Dutch supermarket chain Albert Heijn is expanding home deliveries of online orders to Belgium, nine years after opening its first store there and just a day after launching its Belgian app. The expansion starts in nine municipalities in the Antwerp region.
“Keeping costs low”
85.000 families in Aartselaar, Antwerp (two districts only), Borsbeek, Edegem, Hemiksem, Hove, Kontich, Lint and Mortsel are the first to try out the new project, making their orders through the retailer’s website or brand new app (that was released just yesterday).
Orders need to be bigger than 50 euros, but the delivery costs attached will not go beyond 5 euros. The home delivery service will give access to 7000 SKUs with prices identical to those in the stores. Orders will be delivered six days per week (excluding Sundays) in a 30 minute window. The system will be operational starting 5 August.
‘Online first’
“I believe we can alter the market with this proposal, and that it will add to our image”, general manager Raf Van den Heuvel told our editor.

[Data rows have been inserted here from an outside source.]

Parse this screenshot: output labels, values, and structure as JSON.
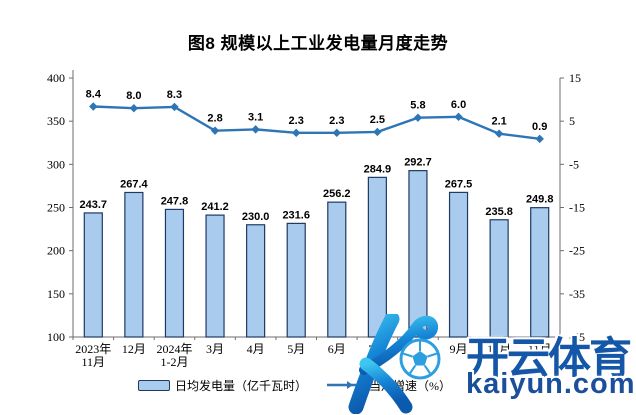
{
  "title": "图8  规模以上工业发电量月度走势",
  "chart_data": {
    "type": "combo-bar-line",
    "title": "图8  规模以上工业发电量月度走势",
    "categories": [
      "2023年\n11月",
      "12月",
      "2024年\n1-2月",
      "3月",
      "4月",
      "5月",
      "6月",
      "7月",
      "8月",
      "9月",
      "10月",
      "11月"
    ],
    "series": [
      {
        "name": "日均发电量（亿千瓦时）",
        "type": "bar",
        "axis": "left",
        "values": [
          243.7,
          267.4,
          247.8,
          241.2,
          230.0,
          231.6,
          256.2,
          284.9,
          292.7,
          267.5,
          235.8,
          249.8
        ]
      },
      {
        "name": "当月增速（%）",
        "type": "line",
        "axis": "right",
        "values": [
          8.4,
          8.0,
          8.3,
          2.8,
          3.1,
          2.3,
          2.3,
          2.5,
          5.8,
          6.0,
          2.1,
          0.9
        ]
      }
    ],
    "left_axis": {
      "min": 100,
      "max": 400,
      "ticks": [
        400,
        350,
        300,
        250,
        200,
        150,
        100
      ]
    },
    "right_axis": {
      "min": -45,
      "max": 15,
      "ticks": [
        15,
        5,
        -5,
        -15,
        -25,
        -35,
        -45
      ]
    },
    "grid": false,
    "legend_position": "bottom"
  },
  "legend": {
    "bar_label": "日均发电量（亿千瓦时）",
    "line_label": "当月增速（%）"
  },
  "watermark": {
    "brand_cn": "开云体育",
    "brand_url": "kaiyun.com"
  },
  "colors": {
    "bar_fill": "#A9CCEE",
    "bar_border": "#1F3864",
    "line": "#2E75B6",
    "axis": "#6E6E6E",
    "label": "#000000",
    "watermark_grad_top": "#3EC6F0",
    "watermark_grad_bottom": "#0C5AAD",
    "watermark_ball": "#2D9FE0",
    "watermark_cn": "#1456A8",
    "watermark_url": "#1B4F9C"
  }
}
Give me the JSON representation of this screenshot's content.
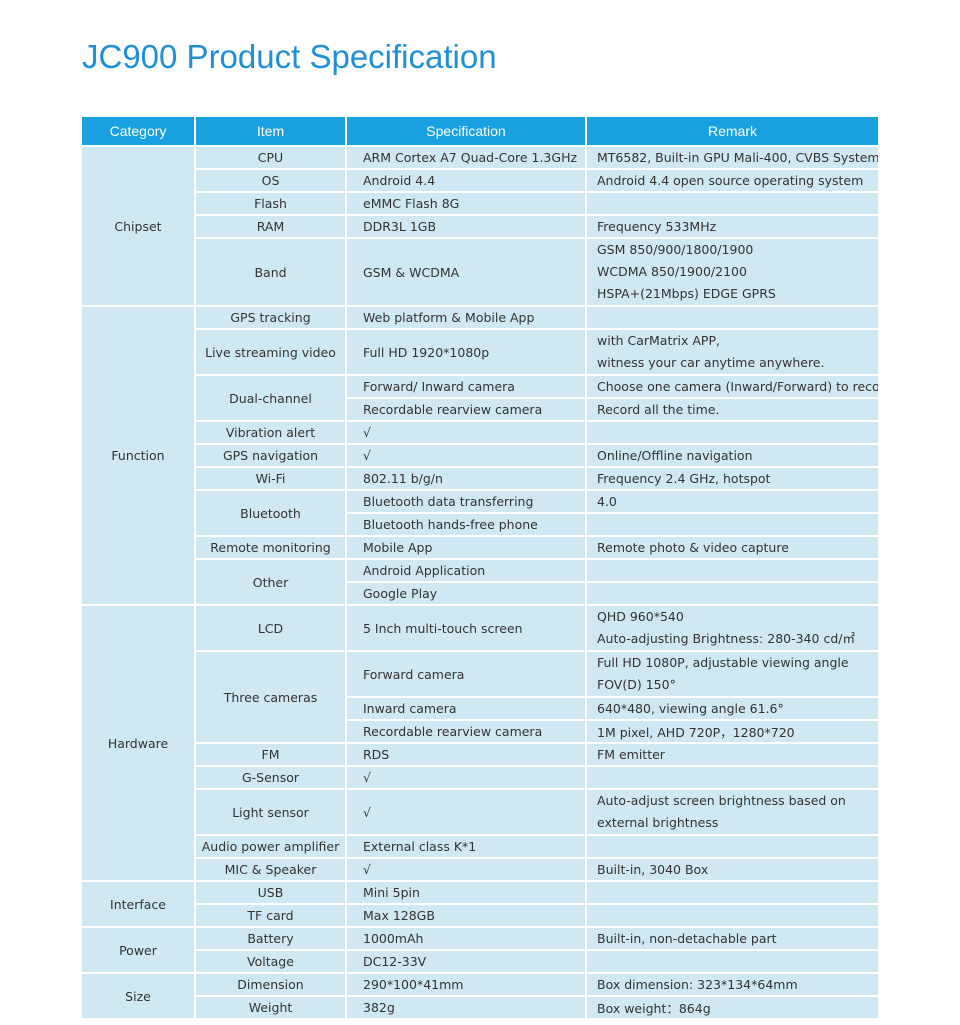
{
  "title": "JC900 Product Specification",
  "table": {
    "headers": [
      "Category",
      "Item",
      "Specification",
      "Remark"
    ],
    "sections": [
      {
        "category": "Chipset",
        "items": [
          {
            "name": "CPU",
            "specs": [
              {
                "spec": "ARM Cortex A7 Quad-Core 1.3GHz",
                "remark": "MT6582, Built-in GPU Mali-400, CVBS System"
              }
            ]
          },
          {
            "name": "OS",
            "specs": [
              {
                "spec": "Android 4.4",
                "remark": "Android 4.4 open source operating system"
              }
            ]
          },
          {
            "name": "Flash",
            "specs": [
              {
                "spec": "eMMC Flash 8G"
              }
            ]
          },
          {
            "name": "RAM",
            "specs": [
              {
                "spec": "DDR3L 1GB",
                "remark": "Frequency 533MHz"
              }
            ]
          },
          {
            "name": "Band",
            "specs": [
              {
                "spec": "GSM & WCDMA",
                "remark": [
                  "GSM 850/900/1800/1900",
                  "WCDMA 850/1900/2100",
                  "HSPA+(21Mbps)  EDGE  GPRS"
                ]
              }
            ]
          }
        ]
      },
      {
        "category": "Function",
        "items": [
          {
            "name": "GPS tracking",
            "specs": [
              {
                "spec": "Web platform & Mobile App"
              }
            ]
          },
          {
            "name": "Live streaming video",
            "specs": [
              {
                "spec": "Full HD 1920*1080p",
                "remark": [
                  "with CarMatrix APP,",
                  "witness your car anytime anywhere."
                ]
              }
            ]
          },
          {
            "name": "Dual-channel",
            "specs": [
              {
                "spec": "Forward/ Inward camera",
                "remark": "Choose one camera (Inward/Forward) to record."
              },
              {
                "spec": "Recordable rearview camera",
                "remark": "Record all the time."
              }
            ]
          },
          {
            "name": "Vibration alert",
            "specs": [
              {
                "spec": "√"
              }
            ]
          },
          {
            "name": "GPS navigation",
            "specs": [
              {
                "spec": "√",
                "remark": "Online/Offline navigation"
              }
            ]
          },
          {
            "name": "Wi-Fi",
            "specs": [
              {
                "spec": "802.11 b/g/n",
                "remark": "Frequency 2.4 GHz, hotspot"
              }
            ]
          },
          {
            "name": "Bluetooth",
            "specs": [
              {
                "spec": "Bluetooth data transferring",
                "remark": "4.0"
              },
              {
                "spec": "Bluetooth hands-free phone"
              }
            ]
          },
          {
            "name": "Remote monitoring",
            "specs": [
              {
                "spec": "Mobile App",
                "remark": "Remote photo & video capture"
              }
            ]
          },
          {
            "name": "Other",
            "specs": [
              {
                "spec": "Android Application"
              },
              {
                "spec": "Google Play"
              }
            ]
          }
        ]
      },
      {
        "category": "Hardware",
        "items": [
          {
            "name": "LCD",
            "specs": [
              {
                "spec": "5 Inch multi-touch screen",
                "remark": [
                  "QHD 960*540",
                  "Auto-adjusting Brightness: 280-340 cd/㎡"
                ]
              }
            ]
          },
          {
            "name": "Three cameras",
            "specs": [
              {
                "spec": "Forward camera",
                "remark": [
                  "Full HD 1080P, adjustable viewing angle",
                  "FOV(D) 150°"
                ]
              },
              {
                "spec": "Inward camera",
                "remark": "640*480, viewing angle 61.6°"
              },
              {
                "spec": "Recordable rearview camera",
                "remark": "1M pixel, AHD 720P，1280*720"
              }
            ]
          },
          {
            "name": "FM",
            "specs": [
              {
                "spec": "RDS",
                "remark": "FM emitter"
              }
            ]
          },
          {
            "name": "G-Sensor",
            "specs": [
              {
                "spec": "√"
              }
            ]
          },
          {
            "name": "Light sensor",
            "specs": [
              {
                "spec": "√",
                "remark": [
                  "Auto-adjust screen brightness based on",
                  "external brightness"
                ]
              }
            ]
          },
          {
            "name": "Audio power amplifier",
            "specs": [
              {
                "spec": "External class K*1"
              }
            ]
          },
          {
            "name": "MIC & Speaker",
            "specs": [
              {
                "spec": "√",
                "remark": "Built-in, 3040 Box"
              }
            ]
          }
        ]
      },
      {
        "category": "Interface",
        "items": [
          {
            "name": "USB",
            "specs": [
              {
                "spec": "Mini 5pin"
              }
            ]
          },
          {
            "name": "TF card",
            "specs": [
              {
                "spec": "Max 128GB"
              }
            ]
          }
        ]
      },
      {
        "category": "Power",
        "items": [
          {
            "name": "Battery",
            "specs": [
              {
                "spec": "1000mAh",
                "remark": "Built-in, non-detachable part"
              }
            ]
          },
          {
            "name": "Voltage",
            "specs": [
              {
                "spec": "DC12-33V"
              }
            ]
          }
        ]
      },
      {
        "category": "Size",
        "items": [
          {
            "name": "Dimension",
            "specs": [
              {
                "spec": "290*100*41mm",
                "remark": "Box dimension: 323*134*64mm"
              }
            ]
          },
          {
            "name": "Weight",
            "specs": [
              {
                "spec": "382g",
                "remark": "Box weight：864g"
              }
            ]
          }
        ]
      }
    ]
  }
}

Five euros is a very sharp price compared to its competitors. Moreover, the chain can now adopt an ‘online first’ approach in several municipalities where it does not yet have physical stores: “When we open a store there, and rest assured: that is our ambition, the customers will already know our products.” Van den Heuvel confirms his chain’s target of a hundred Belgian stores, currently the number stands at 52.
The fulfilment will be done from the Netherlands: orders will be shipped from Albert Heijn’s Home Shop Center in Eindhoven and sent to the hub in Turnhout, from where distinctive blue vans will depart to the customers. More local hubs will follow as the project expands.
This is an excellent time to start home deliveries, Van den Heuvel thinks: “Everything connected to e-commerce is booming, whether it is food or non-food. For us, this will be a huge step forward from the Pick Up Points we have today.